Joseph et Ferréol Zeller.

Vers 1815, les frères Joseph et Ferréol Zeller, originaires de Giromagny et employés dans l’entreprise Gros-Roman à Wesserling, faisaient parfois halte à Oberbruck, à mi-chemin entre leur résidence familiale et leur lieu de travail. Ils ont été séduits par les avantages du site pour la création d’une industrie textile : présence d’une force hydraulique déjà aménagée, main-d’œuvre industrielle disponible, position de carrefour entre les villages de la haute-vallée. En même temps, raconte Paul Zeller, arrière-petit-fils de Joseph Zeller, "un autre charme opéra, celui des filles du maire et aubergiste du village, Caroline et Marie Steger." 
En 1816, Joseph épouse Caroline et Ferréol épouse Marie ; les deux couples s’installent à Oberbruck dont ils vont profondément marquer l'histoire.

 Tombe de Joseph Zeller au cimetière d' Oberbruck.


En 1819, Joseph et Ferréol fondent la société en nom collectif "Zeller-Frères" dont la première initiative est la création d'une manufacture de tissage, constituée d’une centaine de métiers manuels dispersés à Oberbruck et dans la haute-vallée.

En 1822, les deux frères acquièrent les ateliers du taillandier Jean Uhlen, situés au centre du village, sur la rive gauche du torrent le "Rimbach", à l’emplacement actuel des Ets Motoculture Gilles et Fils et de la Brasserie Dioller. Dans ces bâtiments où fonctionnait un martinet mû par une roue à aubes, ils installent une filature à énergie hydraulique. Leur objectif est de fabriquer localement, à partir du coton brut importé des États-Unis, d’Égypte ou de Russie, les filés nécessaires aux métiers à tisser de la haute-vallée.

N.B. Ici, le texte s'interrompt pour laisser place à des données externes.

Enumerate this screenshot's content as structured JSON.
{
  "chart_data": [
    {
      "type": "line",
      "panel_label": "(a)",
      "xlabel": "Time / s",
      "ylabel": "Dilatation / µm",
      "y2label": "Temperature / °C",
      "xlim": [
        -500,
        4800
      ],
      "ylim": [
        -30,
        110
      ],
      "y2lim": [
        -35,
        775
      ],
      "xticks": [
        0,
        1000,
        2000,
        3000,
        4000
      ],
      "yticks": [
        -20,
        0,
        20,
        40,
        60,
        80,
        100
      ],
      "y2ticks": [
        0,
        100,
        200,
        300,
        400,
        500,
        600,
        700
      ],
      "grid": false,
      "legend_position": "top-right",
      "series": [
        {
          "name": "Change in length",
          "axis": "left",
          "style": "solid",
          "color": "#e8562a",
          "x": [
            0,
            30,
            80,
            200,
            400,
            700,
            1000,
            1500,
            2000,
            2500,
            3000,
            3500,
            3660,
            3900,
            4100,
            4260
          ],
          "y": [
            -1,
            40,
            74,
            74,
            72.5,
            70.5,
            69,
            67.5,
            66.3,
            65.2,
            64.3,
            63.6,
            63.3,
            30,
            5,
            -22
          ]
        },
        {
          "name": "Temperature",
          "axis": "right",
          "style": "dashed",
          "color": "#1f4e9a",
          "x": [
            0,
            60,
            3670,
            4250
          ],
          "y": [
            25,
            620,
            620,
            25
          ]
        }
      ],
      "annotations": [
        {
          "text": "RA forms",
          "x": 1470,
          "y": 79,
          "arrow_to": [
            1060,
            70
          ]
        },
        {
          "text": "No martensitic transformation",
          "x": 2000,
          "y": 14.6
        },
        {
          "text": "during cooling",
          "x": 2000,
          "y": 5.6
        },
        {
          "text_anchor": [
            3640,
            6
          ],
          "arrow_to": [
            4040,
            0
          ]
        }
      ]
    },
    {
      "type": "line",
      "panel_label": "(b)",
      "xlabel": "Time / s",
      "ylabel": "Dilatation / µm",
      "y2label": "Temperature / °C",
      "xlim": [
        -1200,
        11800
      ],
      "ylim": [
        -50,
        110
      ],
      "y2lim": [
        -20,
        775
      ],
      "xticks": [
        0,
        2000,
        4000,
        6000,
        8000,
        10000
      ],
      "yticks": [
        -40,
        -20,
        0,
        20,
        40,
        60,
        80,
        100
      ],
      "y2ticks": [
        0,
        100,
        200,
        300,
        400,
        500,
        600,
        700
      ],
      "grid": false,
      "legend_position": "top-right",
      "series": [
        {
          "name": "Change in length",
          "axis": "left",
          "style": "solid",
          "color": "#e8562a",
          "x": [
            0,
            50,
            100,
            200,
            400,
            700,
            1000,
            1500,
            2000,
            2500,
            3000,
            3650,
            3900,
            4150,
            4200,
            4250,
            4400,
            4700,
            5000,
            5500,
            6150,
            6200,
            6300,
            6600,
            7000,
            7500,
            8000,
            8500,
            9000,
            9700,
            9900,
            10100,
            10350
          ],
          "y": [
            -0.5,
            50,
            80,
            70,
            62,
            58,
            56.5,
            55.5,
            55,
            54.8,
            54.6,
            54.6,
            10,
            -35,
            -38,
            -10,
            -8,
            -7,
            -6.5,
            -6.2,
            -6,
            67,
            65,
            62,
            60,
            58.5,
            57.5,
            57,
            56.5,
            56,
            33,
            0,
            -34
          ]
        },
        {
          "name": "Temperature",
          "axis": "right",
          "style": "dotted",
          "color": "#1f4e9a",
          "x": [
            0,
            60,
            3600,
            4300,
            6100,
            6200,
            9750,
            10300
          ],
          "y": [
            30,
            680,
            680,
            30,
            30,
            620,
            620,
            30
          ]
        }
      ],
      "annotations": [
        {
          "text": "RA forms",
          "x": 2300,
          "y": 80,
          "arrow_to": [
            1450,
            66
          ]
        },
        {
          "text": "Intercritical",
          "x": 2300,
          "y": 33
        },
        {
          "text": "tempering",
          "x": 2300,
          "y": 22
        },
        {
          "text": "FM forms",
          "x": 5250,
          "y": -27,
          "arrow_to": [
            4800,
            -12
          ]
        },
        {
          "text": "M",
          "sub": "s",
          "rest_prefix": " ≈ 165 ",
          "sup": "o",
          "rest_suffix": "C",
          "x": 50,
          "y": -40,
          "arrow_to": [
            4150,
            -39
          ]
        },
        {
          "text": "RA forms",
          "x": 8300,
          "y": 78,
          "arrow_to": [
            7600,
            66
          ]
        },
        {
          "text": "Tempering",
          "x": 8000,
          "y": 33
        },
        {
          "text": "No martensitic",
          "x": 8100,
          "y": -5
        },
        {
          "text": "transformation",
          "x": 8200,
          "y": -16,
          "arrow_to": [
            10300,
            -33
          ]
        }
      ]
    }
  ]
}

Cette filature grandit avec les années : de 1 800 broches en 1822, elle passe à 5 400 broches en 1829, 8 200 broches en 1841 et 15 000 en 1879. (La broche est la tige métallique qui supporte la bobine où vient s’enrouler le fil ; ainsi, une filature de 15 000 broches peut fabriquer en même temps 15 000 fils.)


La filature.

Ci-contre un métier à filer du type  "Self Fartin" comme il en existe deux dans l’usine Zeller en 1859. On aperçoit à gauche la silhouette d’un enfant occupé à nettoyer sous la machine.

La filature Zeller possède également à la même date quarante métiers du type "Mule-Jenny" importés d'Angleterre qui est alors à la pointe de la technologie textile mondiale.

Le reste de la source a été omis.